I enlighten Juliet about the veil and she is torn. "Maybe I could try one on and see for myself."

That's my sister for you, always ready to make her own mistakes, no matter what people say. In many ways, that hardheadedness runs in the family, with me holding the record for the worst choices.

"I also want you to be my maid of honor."

I frown. "Aren't you gonna ask Megan?" Megan has been her best friend since preschool. They're practically Siamese twins.

"No, I want you." Her grin is sheepish.

My mom probably asked her for this favor so that I feel more included. "Look, Juliet, it's fine if Megan is your maid of honor." I squeeze her hand. "I'm grateful that you even considered me, but that's what best friends are for."

I leave out that Megan will also be a much sounder choice since I hardly know my sister anymore. We both have changed so much since I left to visit Felipe in Malaguay that I sometimes feel like she's a total stranger.

"Will you at least be in the wedding party?"

"Of course." When one of the dresses catches my attention, I pick up a magazine. "Look, this one is really pretty." Images of my own dress flash in front of my eyes.

"Nah, too much lace."

"Yeah, I suppose it's a little fancy."

Mom calls from downstairs and I tear my gaze off the picture.

"Girls, dinner's ready."

I follow Juliet down the stairs. Although some of our conversation has brought back bad memories, my steps are lighter than they've been in days. Her attempts to make me part of her special day have cheered me up.

"Gosh, I forgot Katie's diaper bag in the car." She stares gloomily at the falling rain.

"I'll go." I open my hand for the key while giving her a good once-over. With her makeup, high heels, and fancy business suit, she'll probably be washed away by the downpour.

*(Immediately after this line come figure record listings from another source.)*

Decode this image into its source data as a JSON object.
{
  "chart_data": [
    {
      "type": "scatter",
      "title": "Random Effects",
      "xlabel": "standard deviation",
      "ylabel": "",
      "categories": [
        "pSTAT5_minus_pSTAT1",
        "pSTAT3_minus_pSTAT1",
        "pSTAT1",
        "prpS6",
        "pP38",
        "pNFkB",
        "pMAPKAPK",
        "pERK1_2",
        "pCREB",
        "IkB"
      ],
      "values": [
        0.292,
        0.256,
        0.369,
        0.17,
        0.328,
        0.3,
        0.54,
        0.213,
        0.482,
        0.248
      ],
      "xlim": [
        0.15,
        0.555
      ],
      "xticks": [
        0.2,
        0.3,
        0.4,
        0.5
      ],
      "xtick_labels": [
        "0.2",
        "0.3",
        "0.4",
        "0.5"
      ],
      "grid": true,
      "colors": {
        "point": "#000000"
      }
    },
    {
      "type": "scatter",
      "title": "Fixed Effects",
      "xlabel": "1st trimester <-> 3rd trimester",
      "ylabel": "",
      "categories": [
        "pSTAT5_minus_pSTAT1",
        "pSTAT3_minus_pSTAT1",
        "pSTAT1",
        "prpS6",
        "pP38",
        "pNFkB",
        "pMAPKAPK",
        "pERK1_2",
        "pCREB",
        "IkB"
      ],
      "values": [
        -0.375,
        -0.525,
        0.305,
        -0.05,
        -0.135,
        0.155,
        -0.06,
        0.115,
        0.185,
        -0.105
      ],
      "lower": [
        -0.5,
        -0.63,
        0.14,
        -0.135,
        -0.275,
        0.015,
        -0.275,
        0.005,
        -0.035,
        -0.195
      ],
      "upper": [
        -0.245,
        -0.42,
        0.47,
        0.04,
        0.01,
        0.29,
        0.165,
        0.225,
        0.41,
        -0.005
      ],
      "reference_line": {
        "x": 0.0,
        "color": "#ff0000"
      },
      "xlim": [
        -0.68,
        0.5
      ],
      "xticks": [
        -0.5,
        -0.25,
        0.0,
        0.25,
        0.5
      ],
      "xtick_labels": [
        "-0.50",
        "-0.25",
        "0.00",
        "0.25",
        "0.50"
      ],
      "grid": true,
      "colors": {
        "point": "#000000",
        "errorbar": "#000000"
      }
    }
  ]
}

"Sure you don't mind?" As she surrenders the keys, she smiles with relief.

"No, not at all."

"Put on your jacket—" The rest of Mom's words are cut off by the closing entrance door.

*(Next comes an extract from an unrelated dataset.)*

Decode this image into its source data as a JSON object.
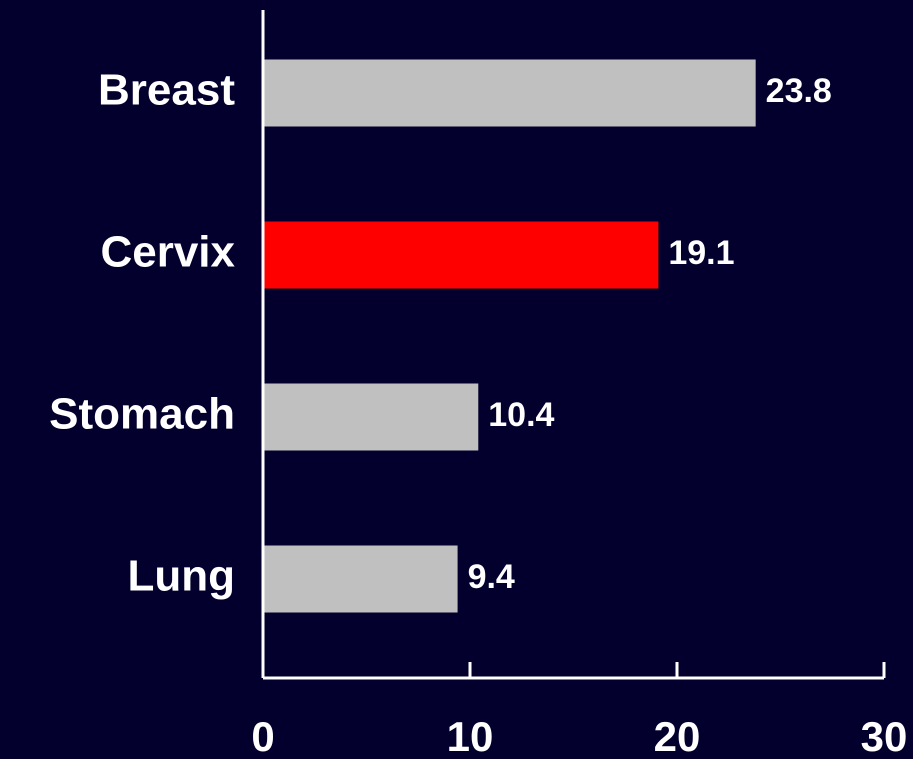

As I step into absolute darkness, the motion sensor turns on the outside lantern. It only takes one blink to adjust my eyes to the bright light. Hopping around a few deeper puddles, I slosh through the rain. I'm soaked down to my skin and shivering by the time I reach the car.

A prickle at the nape of my neck freezes my thumb over the car remote. With narrow eyes, I scan the night around me, sure that I'm being watched. I unlock the car with shaking hands. Before I pop the trunk open, my gaze darts around again, but no shadow breaks the light that illuminates the area around me. The only sound is the rushing of the rain pattering down on me.

I bend forward, already clutching the handle of the diaper bag when the rain stops. Staring up, my gaze falls onto the protective ceiling of an umbrella before landing on Devon's face.

"It's time."

The breath I was holding escapes through my lips. "Just let me get my coat and say goodbye to my parents."

This is the moment I have dreaded for months, yet oddly enough, when I walk back toward the house, a feeling of liberation floods through my veins. It's as if this heavy burden that was choking me has been lifted. Where will he send me and what is my task going to be? In any event, I'm ready. Anything to escape this stifling existence.